The truth of the situation with respect to the Queensland Health payroll disaster has already been well-established through a series of inquiries over the past five years. Firstly, I am not a lawyer by any means, but IBM appears to be correct in that its agreement with Queensland precluded it from being sued.

I don’t personally hold IBM completely blameless for the failure of the project — in my opinion all parties involved share some responsibility here. However, Queensland’s own Commission of Inquiry into the project failure found the primary issues with the project related to the Government’s own administration of it. Former Supreme Court Justice Richard Chesterman, who oversaw the inquiry, wrote at the time:

“I have identified two principal causes of the inadequacies which led to the increase in contract price, the serious shortcomings in contract and project management, and in the State’s decision to settle with IBM. Those causes were: unwarranted urgency and a lack of diligence on the part of State officials. That lack of diligence manifested itself in the poor decisions which those officials made in scoping the Interim Solution; in their governance of the Project; and in failing to hold IBM to account to deliver a functional payroll system.”

I doubt that we’re going to get a substantial new amount of information out of either IBM or the Queensland Government about the project during this court case — this case has been gone over in exhaustive detail. All that’s left from here is likely to be continual legal fireworks.

Image credit: Patrick, Creative Commons


  1. This looks like pretty common commercial litigation: arguing contract terms in court, to get a ‘final’ determination – for next time.

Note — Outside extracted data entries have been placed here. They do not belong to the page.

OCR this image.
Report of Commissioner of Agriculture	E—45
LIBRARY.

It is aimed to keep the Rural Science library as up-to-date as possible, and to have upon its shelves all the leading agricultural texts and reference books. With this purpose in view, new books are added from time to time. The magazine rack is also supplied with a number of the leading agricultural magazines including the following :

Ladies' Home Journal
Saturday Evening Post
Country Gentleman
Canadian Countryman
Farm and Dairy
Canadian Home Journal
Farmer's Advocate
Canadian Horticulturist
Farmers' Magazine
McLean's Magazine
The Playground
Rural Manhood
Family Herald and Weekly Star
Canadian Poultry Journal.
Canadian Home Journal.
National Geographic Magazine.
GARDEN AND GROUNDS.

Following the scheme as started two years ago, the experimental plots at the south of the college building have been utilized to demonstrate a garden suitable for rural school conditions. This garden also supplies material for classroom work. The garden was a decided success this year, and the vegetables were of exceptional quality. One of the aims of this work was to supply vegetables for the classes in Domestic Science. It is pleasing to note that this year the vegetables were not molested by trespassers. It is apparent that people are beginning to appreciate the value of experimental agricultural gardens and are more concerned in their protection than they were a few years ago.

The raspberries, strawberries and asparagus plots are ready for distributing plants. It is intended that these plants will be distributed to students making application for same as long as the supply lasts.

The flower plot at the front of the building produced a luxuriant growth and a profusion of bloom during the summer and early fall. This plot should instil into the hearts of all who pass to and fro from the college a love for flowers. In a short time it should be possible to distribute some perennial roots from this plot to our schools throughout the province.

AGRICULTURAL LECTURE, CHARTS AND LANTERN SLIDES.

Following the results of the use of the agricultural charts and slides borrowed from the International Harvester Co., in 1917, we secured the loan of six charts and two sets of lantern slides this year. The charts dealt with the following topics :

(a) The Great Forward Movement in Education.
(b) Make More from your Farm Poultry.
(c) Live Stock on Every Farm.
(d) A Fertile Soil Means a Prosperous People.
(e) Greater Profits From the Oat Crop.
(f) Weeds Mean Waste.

  2. While the management and oversight of the project by under-resourced, under-qualified public servants was never going to help, the real issue is the Industrial Relations nightmare that is QLD Health.

    Under current agreements and awards, there are more than 20,000 unique pay-scales that apply. That’s not a misprint.

    Step 1: Fix the ludicrously over complicated legislative issues. Chaos is impossible to program at this point in time.

    Step 2: Avoid the “Big Bang” problem. Don’t try to roll out a single system for more than 20% of all public servants (across whole of government) in a single go. Testing with 1 department (less than 0.01%) is not adequate.

    Step 3: Don’t sign away rights to sue or seek rectification for temporary political gain, for a project that directly affects the livelihood of every employee of the single largest employer in the state!